A reconfiguração do discurso político: É possível falar a partir de um
"não-lugar" ou de um "lugar Branco"?
O conceito de não-lugares de Marc Augé pode auxiliar na caracterização dos
discursos políticos. De que forma?
Marc Augé fala de não-lugares, como os aeroportos, as gares, as auto-estradas,
enquanto locais de trânsito, de ausências, de suspensão do tempo e do
espaço.Numa tentativa de análise dos discursos políticos, pensamos que este
conceito pode auxiliar à caracterização de alguns deles. É possível, por
exemplo, argumentar que os discursos construídos a partir de "não lugares",
também se apresentam como lugares universais, quer dizer, independentes dos
contextos em que se situam e sobre os quais se debruçam. Os discursos
tecnocráticos mostram muitas destas características: falam como se o ponto a
partir do qual dizem fosse suficientemente neutro para os tornar, de alguma
forma, inquestionáveis. Neste sentido, são discursos com narrativas fortes,
emitindo instruções e impondo a passividade nos seus receptores. Michael
Porter, nas suas visitas de aconselhamento sobre o desenvolvimento da economia
e da sociedade portuguesas, assume um discurso deste tipo. Fala como se a
legitimidade das suas propostas fosse tão clara como as regras de higiene ou de
circulação das aerogares.
É interessante ? e importante ? distinguir entre o "não lugar" e uma outra
forma de legitimação política dos discursos que poderemos designar como
"lugares brancos". Estes caracterizam-se pela assunção de que existe uma
instância ética que os legitima de uma forma inquestionável em termos
epistemológicos e políticos. A preocupação com as finalidades da História e com
a emancipação final da Humanidade torna o conhecimento e as práticas dele
derivadas mais universais, mais legítimas, em suma, "melhores". Mais ainda,
esse lugar é tão claro que se torna invisível aos próprios olhos daqueles que o
habitam. Tal clareza dá uma inquestionável liberdade de ir além, no sentido de
desmistificar e de desvelar. Estes últimos constituem cruciais dispositivos de
análise sociológica, mas induzem a aparência de uma eventual existência de um
lugar absolutamente exterior ao chamado "sistema" a partir do qual se activam.
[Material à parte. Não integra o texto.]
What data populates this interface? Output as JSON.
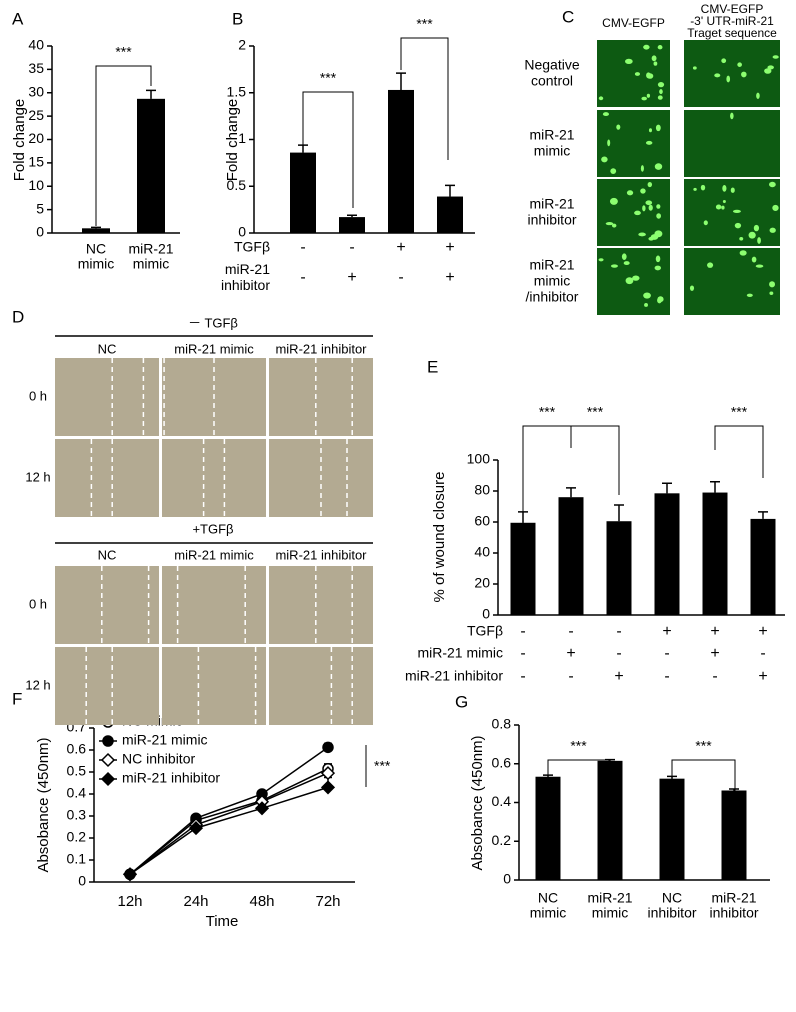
{
  "chart_data": [
    {
      "label": "A",
      "type": "bar",
      "ylabel": "Fold change",
      "categories": [
        "NC\nmimic",
        "miR-21\nmimic"
      ],
      "values": [
        1,
        28.7
      ],
      "errors": [
        0.2,
        1.8
      ],
      "color": "#000000",
      "ylim": [
        0,
        40
      ],
      "yticks": [
        0,
        5,
        10,
        15,
        20,
        25,
        30,
        35,
        40
      ],
      "annotations": [
        "***"
      ]
    },
    {
      "label": "B",
      "type": "bar",
      "ylabel": "Fold change",
      "categories": [
        null,
        null,
        null,
        null
      ],
      "values": [
        0.86,
        0.17,
        1.53,
        0.39
      ],
      "errors": [
        0.08,
        0.02,
        0.18,
        0.12
      ],
      "color": "#000000",
      "ylim": [
        0,
        2
      ],
      "yticks": [
        0,
        0.5,
        1,
        1.5,
        2
      ],
      "conditions": [
        {
          "name": "TGFβ",
          "values": [
            "-",
            "-",
            "+",
            "+"
          ]
        },
        {
          "name": "miR-21\ninhibitor",
          "values": [
            "-",
            "+",
            "-",
            "+"
          ]
        }
      ],
      "annotations": [
        "***",
        "***"
      ]
    },
    {
      "label": "E",
      "type": "bar",
      "ylabel": "% of wound closure",
      "categories": [
        null,
        null,
        null,
        null,
        null,
        null
      ],
      "values": [
        59.5,
        76,
        60.5,
        78.5,
        79,
        62
      ],
      "errors": [
        7,
        6,
        10.5,
        6.5,
        7,
        4.5
      ],
      "color": "#000000",
      "ylim": [
        0,
        100
      ],
      "yticks": [
        0,
        20,
        40,
        60,
        80,
        100
      ],
      "conditions": [
        {
          "name": "TGFβ",
          "values": [
            "-",
            "-",
            "-",
            "+",
            "+",
            "+"
          ]
        },
        {
          "name": "miR-21 mimic",
          "values": [
            "-",
            "+",
            "-",
            "-",
            "+",
            "-"
          ]
        },
        {
          "name": "miR-21 inhibitor",
          "values": [
            "-",
            "-",
            "+",
            "-",
            "-",
            "+"
          ]
        }
      ],
      "annotations": [
        "***",
        "***",
        "***"
      ]
    },
    {
      "label": "F",
      "type": "line",
      "xlabel": "Time",
      "ylabel": "Absobance (450nm)",
      "categories": [
        "12h",
        "24h",
        "48h",
        "72h"
      ],
      "series": [
        {
          "name": "NC mimic",
          "color": "#000000",
          "marker": "circle",
          "fill": "#ffffff",
          "values": [
            0.035,
            0.28,
            0.37,
            0.515
          ],
          "errors": [
            0.004,
            0.008,
            0.01,
            0.022
          ]
        },
        {
          "name": "miR-21 mimic",
          "color": "#000000",
          "marker": "circle",
          "fill": "#000000",
          "values": [
            0.035,
            0.29,
            0.4,
            0.612
          ],
          "errors": [
            0.004,
            0.008,
            0.008,
            0.018
          ]
        },
        {
          "name": "NC inhibitor",
          "color": "#000000",
          "marker": "diamond",
          "fill": "#ffffff",
          "values": [
            0.035,
            0.26,
            0.365,
            0.495
          ],
          "errors": [
            0.004,
            0.01,
            0.01,
            0.025
          ]
        },
        {
          "name": "miR-21 inhibitor",
          "color": "#000000",
          "marker": "diamond",
          "fill": "#000000",
          "values": [
            0.035,
            0.245,
            0.335,
            0.43
          ],
          "errors": [
            0.004,
            0.008,
            0.008,
            0.045
          ]
        }
      ],
      "ylim": [
        0,
        0.7
      ],
      "yticks": [
        0,
        0.1,
        0.2,
        0.3,
        0.4,
        0.5,
        0.6,
        0.7
      ],
      "annotations": [
        "***"
      ]
    },
    {
      "label": "G",
      "type": "bar",
      "ylabel": "Absobance (450nm)",
      "categories": [
        "NC\nmimic",
        "miR-21\nmimic",
        "NC\ninhibitor",
        "miR-21\ninhibitor"
      ],
      "values": [
        0.533,
        0.615,
        0.523,
        0.462
      ],
      "errors": [
        0.008,
        0.006,
        0.012,
        0.008
      ],
      "color": "#000000",
      "ylim": [
        0,
        0.8
      ],
      "yticks": [
        0,
        0.2,
        0.4,
        0.6,
        0.8
      ],
      "annotations": [
        "***",
        "***"
      ]
    }
  ],
  "fluorescence": {
    "label": "C",
    "columns": [
      "CMV-EGFP",
      "CMV-EGFP\n-3' UTR-miR-21\nTraget sequence"
    ],
    "rows": [
      "Negative\ncontrol",
      "miR-21\nmimic",
      "miR-21\ninhibitor",
      "miR-21\nmimic\n/inhibitor"
    ]
  },
  "wound_healing": {
    "label": "D",
    "groups": [
      {
        "title": "－ TGFβ",
        "columns": [
          "NC",
          "miR-21 mimic",
          "miR-21 inhibitor"
        ],
        "rows": [
          "0 h",
          "12 h"
        ]
      },
      {
        "title": "+TGFβ",
        "columns": [
          "NC",
          "miR-21 mimic",
          "miR-21 inhibitor"
        ],
        "rows": [
          "0 h",
          "12 h"
        ]
      }
    ]
  }
}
Isto suscita-nos o seguinte comentário: é preciso ir mais longe e desmistificar
e desvelar o lugar a partir do qual se pretende desmistificar e desvelar.
Michel Foucault partilhava desta preocupação e assumia que o sistema recuaria à
medida em que "ele o descobria e ele se descobria". Consequentemente, os
lugares brancos não existem, têm sempre a cor de um sistema ou de um contexto.
Quais são as implicações desta assunção para o trabalho sociológico e político?
A primeira, e fundamental, parece ser a afirmação de que a reconfiguração da
agência política, nos actuais contextos, re-politiza, de uma forma sem
precedentes, a análise e a acção políticas. A aceitação de que a
reflexividade institucional e individual é um dos factores estruturadores das
actuais sociedades não só reconfigura os paradigmas de análise política
tradicionais, como re-significa a própria concepção da acção política: a
sociedade e os cidadãos ao recusarem-se como objectos da acção do estado dão
uma dimensão política sem precedentes à própria acção política. A segunda
implicação é a de que, não existindo "lugares brancos", e recusando os
"não-lugares" acima referidos, ao assumir os nossos lugares contextualizados,
assumamos também as suas próprias limitações e condicionamentos. Neste sentido,
mesmo a reflexividade institucional e individual não proporciona
necessariamente um maior domínio sobre os processos sociais e políticos.